Thema August: Ägypten

 

 

„Jeden Monat erklärt mir Benny Blu ein neues spannendes Thema!“

 

   

Olympia

Olympia im Altertum

776 vor Christus gilt als Geburtsjahr der Olympischen Spiele. Alle vier Jahre fand das Sportfest im griechischen Ort Olympia statt. Die alten Griechen veranstalteten die Wettkämpfe zu Ehren des Gottes Zeus. Nahe dem Stadion stand sein Tempel. Die Spiele dauerten bis zu 6 Tage. Trotz Sport vergaß man nicht, Zeus Opfergaben zu bringen.

 

 

Sportarten

Anfangs war Laufen die einzige Disziplin. Später kamen andere Sportarten wie Diskuswerfen oder Ringkampf, Wagenrennen und eine Kampfsportart mit dem Namen Pankration dazu. Hier war fast alles erlaubt. Nur beißen oder in die Augen greifen durfte man nicht. Die Sieger bekamen als Preis einen Kranz aus Olivenzweigen und ein Stirnband.

 

 

Ende des antiken Olympia

Die Römer eroberten Griechenland. Viele jahre später verboten sie die Spiele. Außerdem zerstörten Erdbeben den Ort. Lange dachte niemand an die Olympischen Spiele - bis Forscher die Reste des alten Olympia entdeckten und ausgruben.

Spiele der Neuzeit

1896 war es dann so weit: Die ersten Olympischen Spiele der Neuzeit wurden im griechischen Athen eröffnet. Seitdem finden sie wieder alle 4 Jahre an einem anderen Ort statt. Eine riesige Feier eröffnet die Wettkämpfe.

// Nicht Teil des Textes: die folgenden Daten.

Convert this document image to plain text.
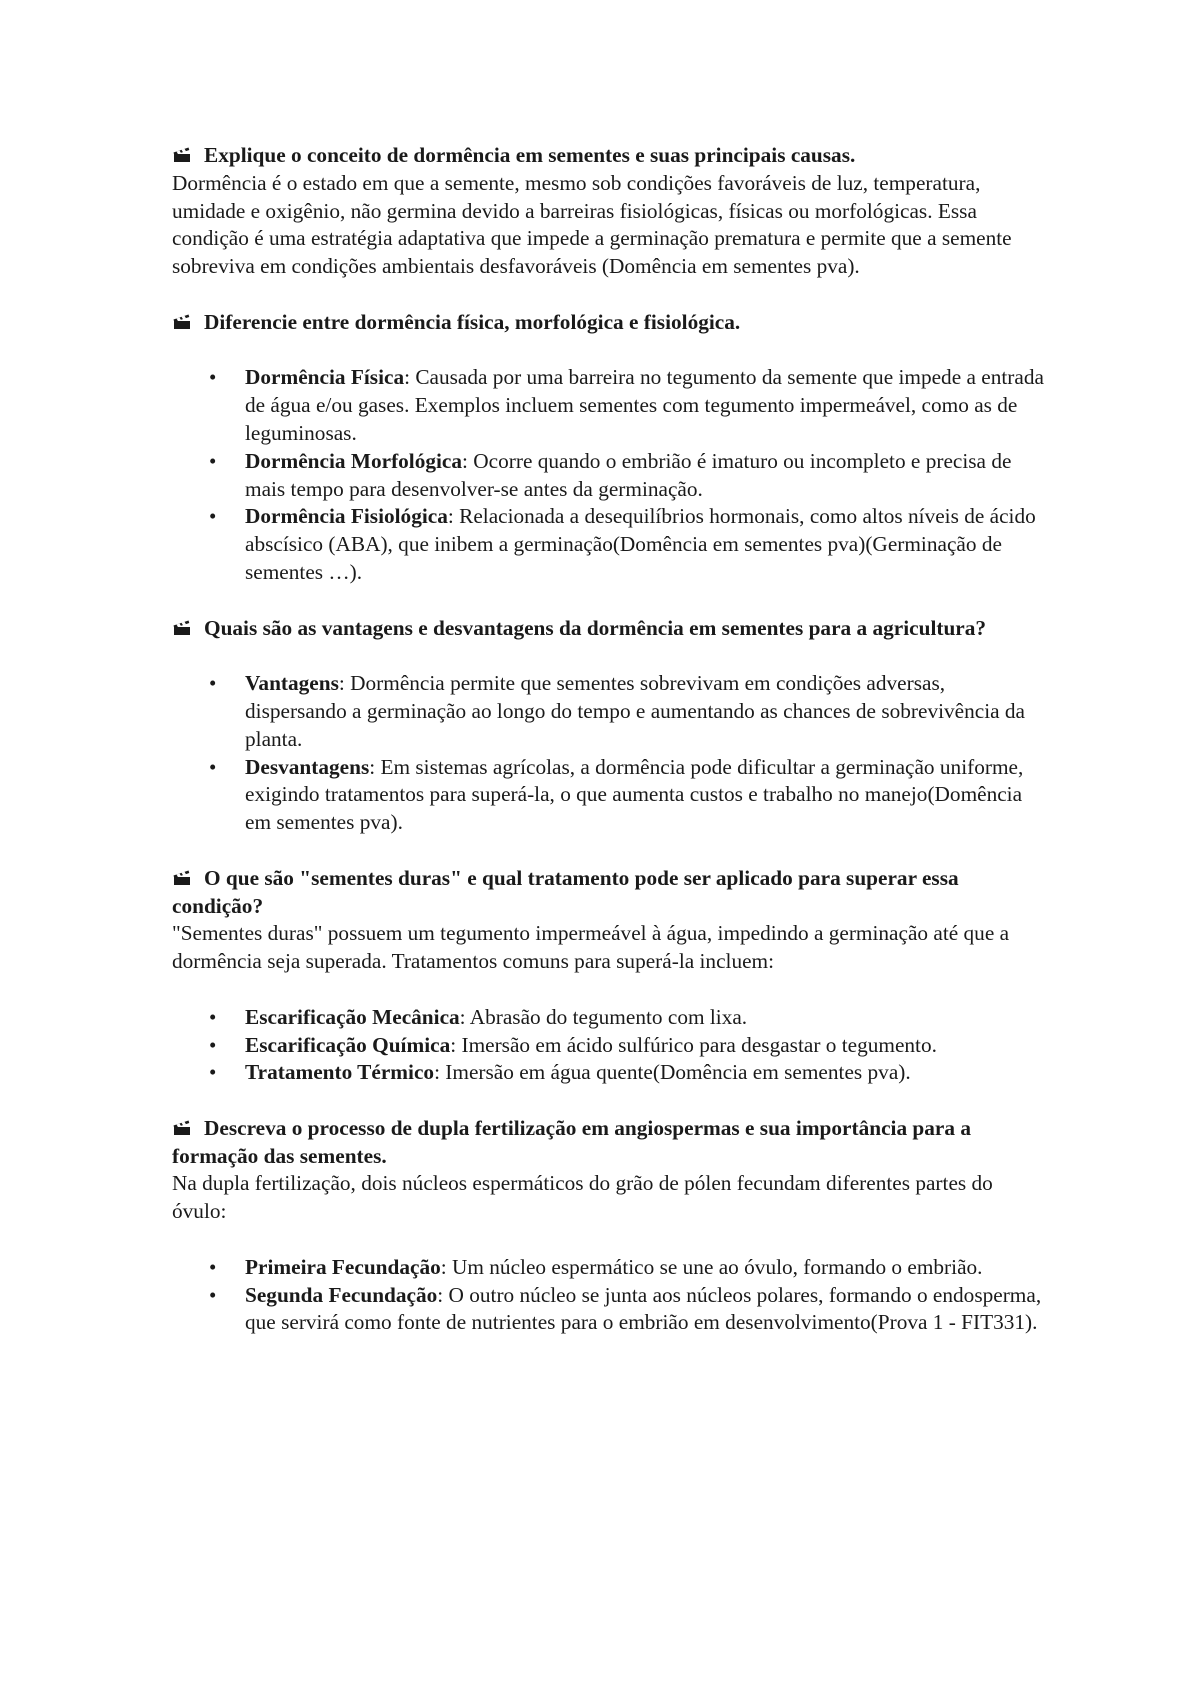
Explique o conceito de dormência em sementes e suas principais causas.

Dormência é o estado em que a semente, mesmo sob condições favoráveis de luz, temperatura, umidade e oxigênio, não germina devido a barreiras fisiológicas, físicas ou morfológicas. Essa condição é uma estratégia adaptativa que impede a germinação prematura e permite que a semente sobreviva em condições ambientais desfavoráveis (Domência em sementes pva).

Diferencie entre dormência física, morfológica e fisiológica.

• Dormência Física: Causada por uma barreira no tegumento da semente que impede a entrada de água e/ou gases. Exemplos incluem sementes com tegumento impermeável, como as de leguminosas.
• Dormência Morfológica: Ocorre quando o embrião é imaturo ou incompleto e precisa de mais tempo para desenvolver-se antes da germinação.
• Dormência Fisiológica: Relacionada a desequilíbrios hormonais, como altos níveis de ácido abscísico (ABA), que inibem a germinação(Domência em sementes pva)(Germinação de sementes …).

Quais são as vantagens e desvantagens da dormência em sementes para a agricultura?

• Vantagens: Dormência permite que sementes sobrevivam em condições adversas, dispersando a germinação ao longo do tempo e aumentando as chances de sobrevivência da planta.
• Desvantagens: Em sistemas agrícolas, a dormência pode dificultar a germinação uniforme, exigindo tratamentos para superá-la, o que aumenta custos e trabalho no manejo(Domência em sementes pva).

O que são "sementes duras" e qual tratamento pode ser aplicado para superar essa condição?

"Sementes duras" possuem um tegumento impermeável à água, impedindo a germinação até que a dormência seja superada. Tratamentos comuns para superá-la incluem:

• Escarificação Mecânica: Abrasão do tegumento com lixa.
• Escarificação Química: Imersão em ácido sulfúrico para desgastar o tegumento.
• Tratamento Térmico: Imersão em água quente(Domência em sementes pva).

Descreva o processo de dupla fertilização em angiospermas e sua importância para a formação das sementes.

Na dupla fertilização, dois núcleos espermáticos do grão de pólen fecundam diferentes partes do óvulo:

• Primeira Fecundação: Um núcleo espermático se une ao óvulo, formando o embrião.
• Segunda Fecundação: O outro núcleo se junta aos núcleos polares, formando o endosperma, que servirá como fonte de nutrientes para o embrião em desenvolvimento(Prova 1 - FIT331).
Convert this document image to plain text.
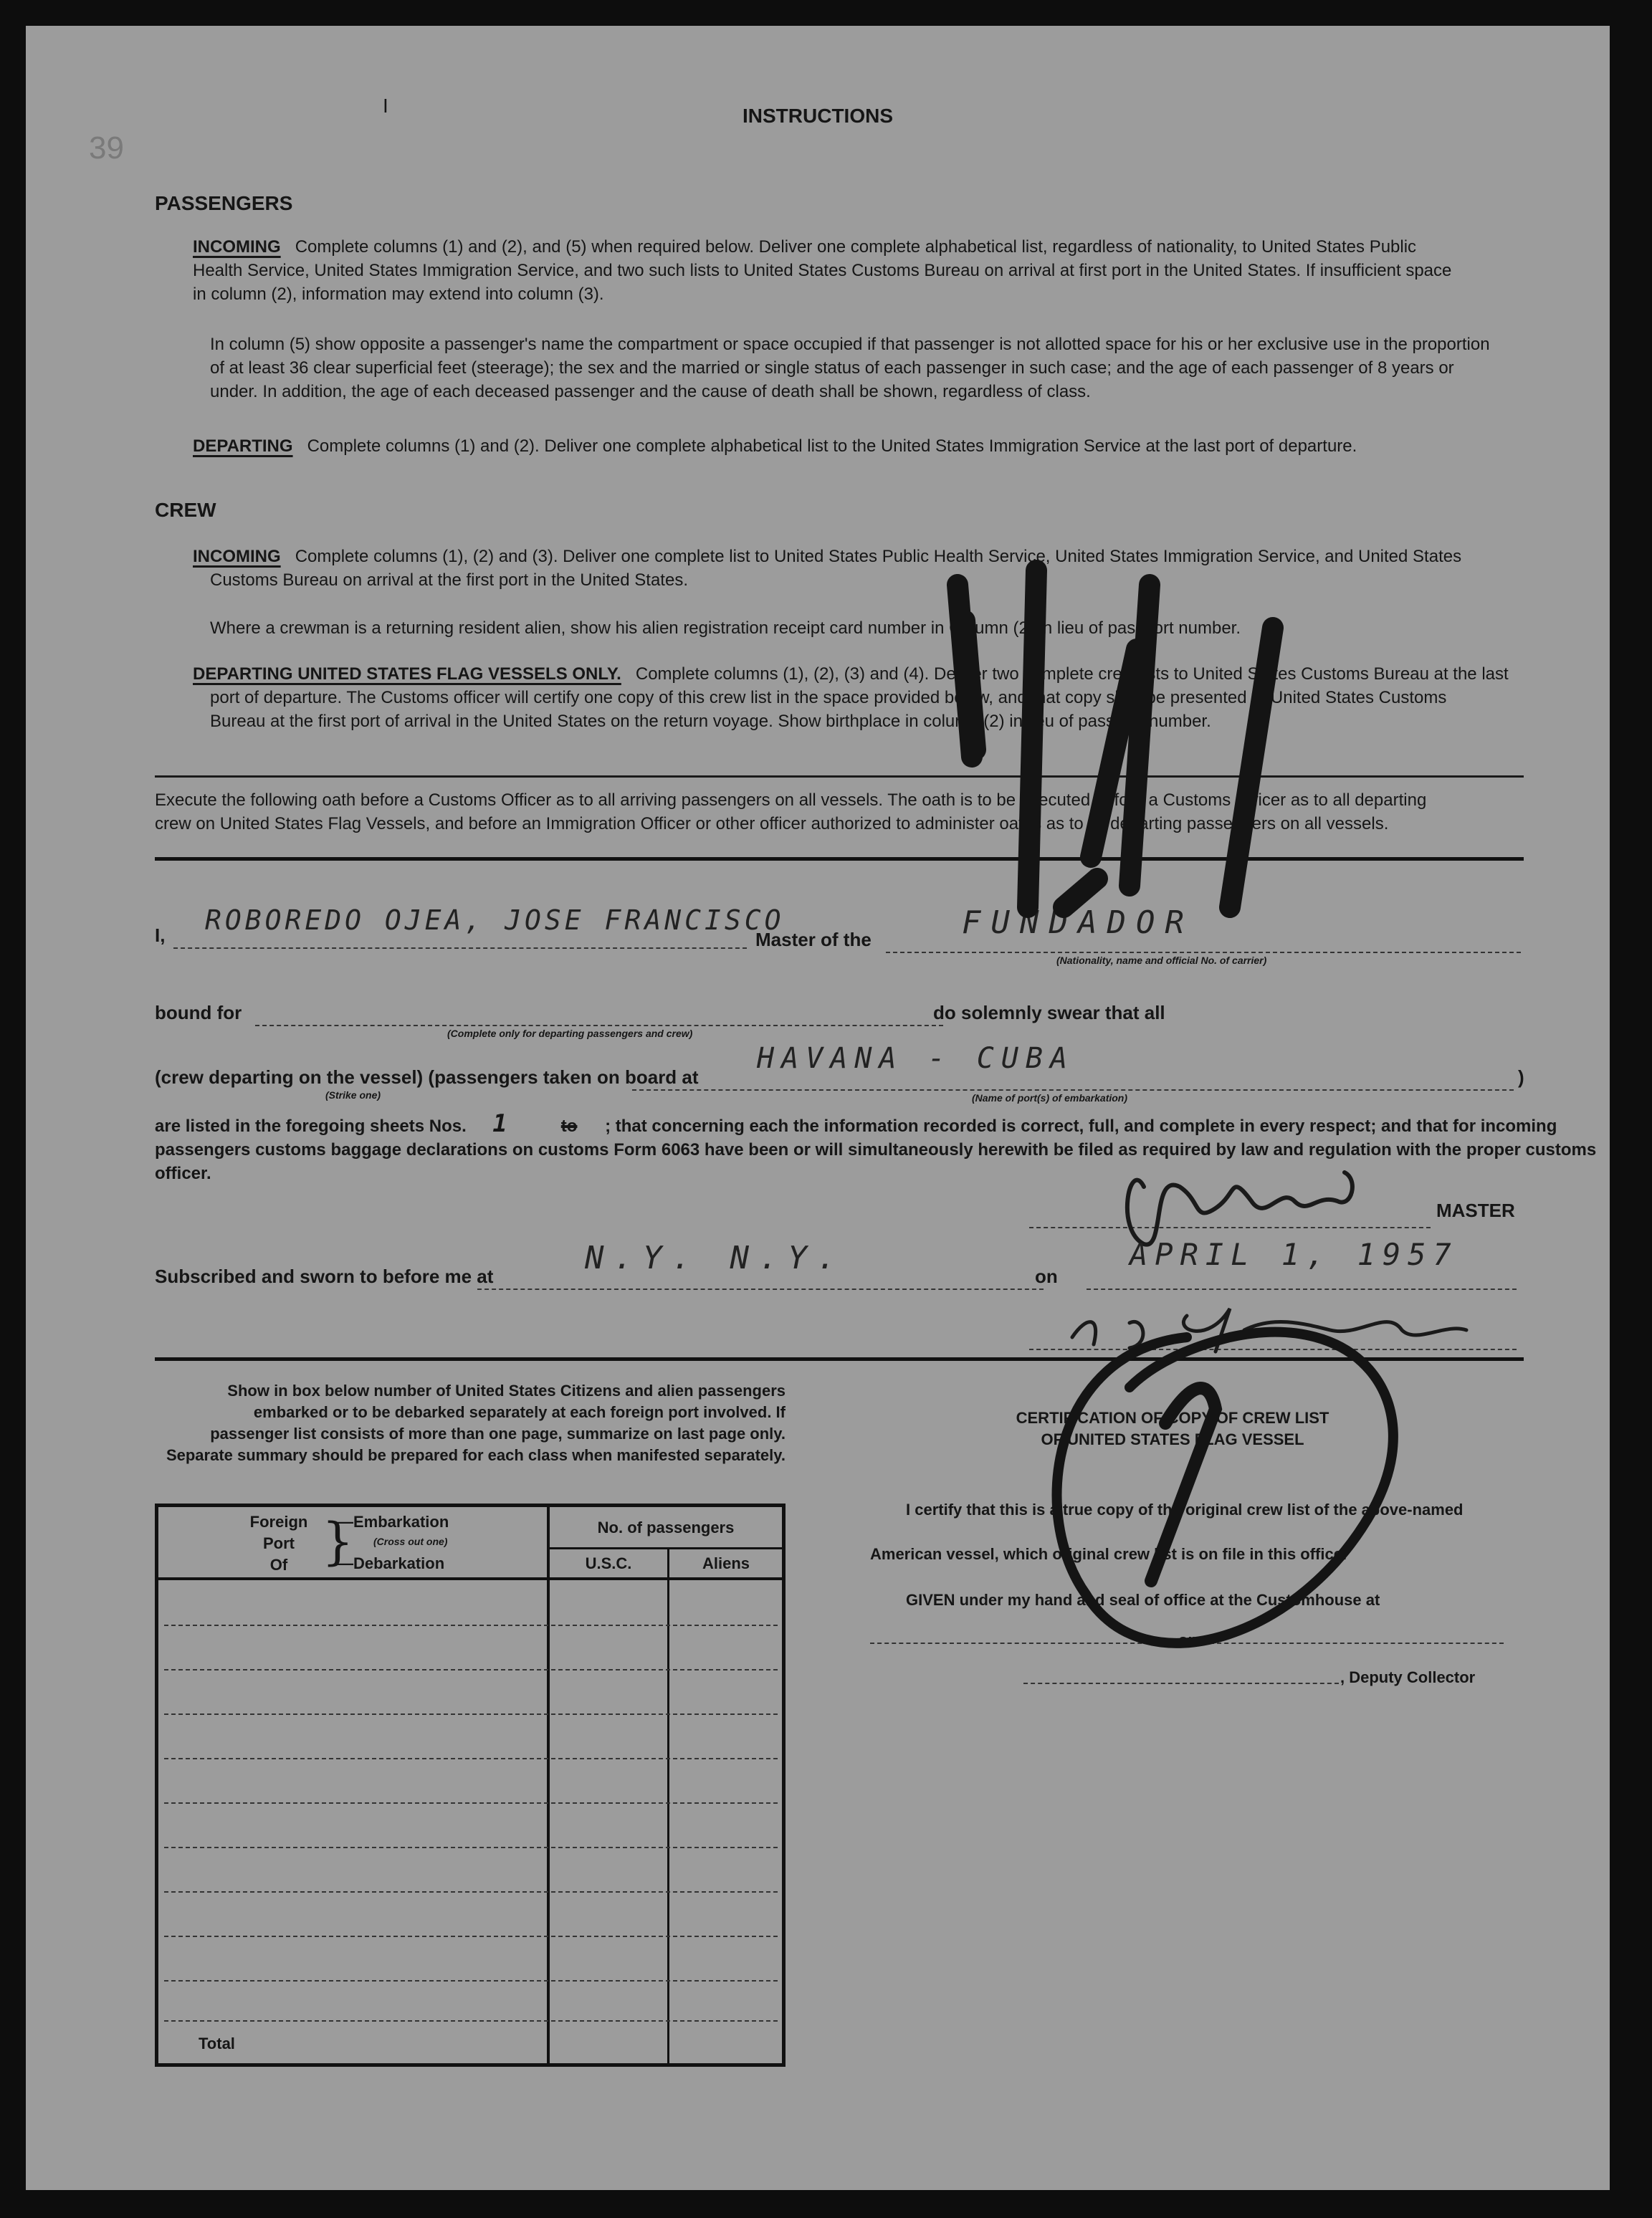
I
39
INSTRUCTIONS
PASSENGERS
INCOMING Complete columns (1) and (2), and (5) when required below. Deliver one complete alphabetical list, regardless of nationality, to United States Public
Health Service, United States Immigration Service, and two such lists to United States Customs Bureau on arrival at first port in the United States. If insufficient space
in column (2), information may extend into column (3).
In column (5) show opposite a passenger's name the compartment or space occupied if that passenger is not allotted space for his or her exclusive use in the proportion
of at least 36 clear superficial feet (steerage); the sex and the married or single status of each passenger in such case; and the age of each passenger of 8 years or
under. In addition, the age of each deceased passenger and the cause of death shall be shown, regardless of class.
DEPARTING Complete columns (1) and (2). Deliver one complete alphabetical list to the United States Immigration Service at the last port of departure.
CREW
INCOMING Complete columns (1), (2) and (3). Deliver one complete list to United States Public Health Service, United States Immigration Service, and United States
Customs Bureau on arrival at the first port in the United States.
Where a crewman is a returning resident alien, show his alien registration receipt card number in Column (2) in lieu of passport number.
DEPARTING UNITED STATES FLAG VESSELS ONLY. Complete columns (1), (2), (3) and (4). Deliver two complete crew lists to United States Customs Bureau at the last
port of departure. The Customs officer will certify one copy of this crew list in the space provided below, and that copy shall be presented to United States Customs
Bureau at the first port of arrival in the United States on the return voyage. Show birthplace in column (2) in lieu of passport number.
Execute the following oath before a Customs Officer as to all arriving passengers on all vessels. The oath is to be executed before a Customs Officer as to all departing
crew on United States Flag Vessels, and before an Immigration Officer or other officer authorized to administer oaths as to all departing passengers on all vessels.
I, ROBOREDO OJEA, JOSE FRANCISCO
Master of the	FUNDADOR
(Nationality, name and official No. of carrier)
bound for
(Complete only for departing passengers and crew)
do solemnly swear that all
(crew departing on the vessel) (passengers taken on board at
(Strike one)
HAVANA - CUBA
(Name of port(s) of embarkation)
)
are listed in the foregoing sheets Nos. 1	to ; that concerning each the information recorded is correct, full, and complete in every respect; and that for incoming
passengers customs baggage declarations on customs Form 6063 have been or will simultaneously herewith be filed as required by law and regulation with the proper customs
officer.
MASTER
Subscribed and sworn to before me at	N.Y. N.Y.	on
APRIL 1, 1957
Show in box below number of United States Citizens and alien passengers
embarked or to be debarked separately at each foreign port involved. If
passenger list consists of more than one page, summarize on last page only.
Separate summary should be prepared for each class when manifested separately.
Foreign
Port
Of }
—Embarkation
(Cross out one)
—Debarkation
No. of passengers
U.S.C.	Aliens
Total
CERTIFICATION OF COPY OF CREW LIST
OF UNITED STATES FLAG VESSEL
I certify that this is a true copy of the original crew list of the above-named
American vessel, which original crew list is on file in this office.
GIVEN under my hand and seal of office at the Customhouse at
on
, Deputy Collector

Heute bekommen olympische Sieger eine Medaille: der Erste in Gold, der Zweite in Silber und der Dritte in Bronze.

Sommer- und Winterspiele

In den letzten 100 Jahren wechselten einige Sportarten. Schwimmen, Radsport, Leichtathletik und Fechten waren aber immer dabei.

Seit über 80 Jahren gibt es Olympia auch im Winter. Die Winterspiele werden im Zeitraum zwischen den Sommerspielen ausgetragen unf finden auf Schnee oder Eis statt. Zu den bekannten Sportarten zählen Rodeln, Eishockey oder auch Skispringen.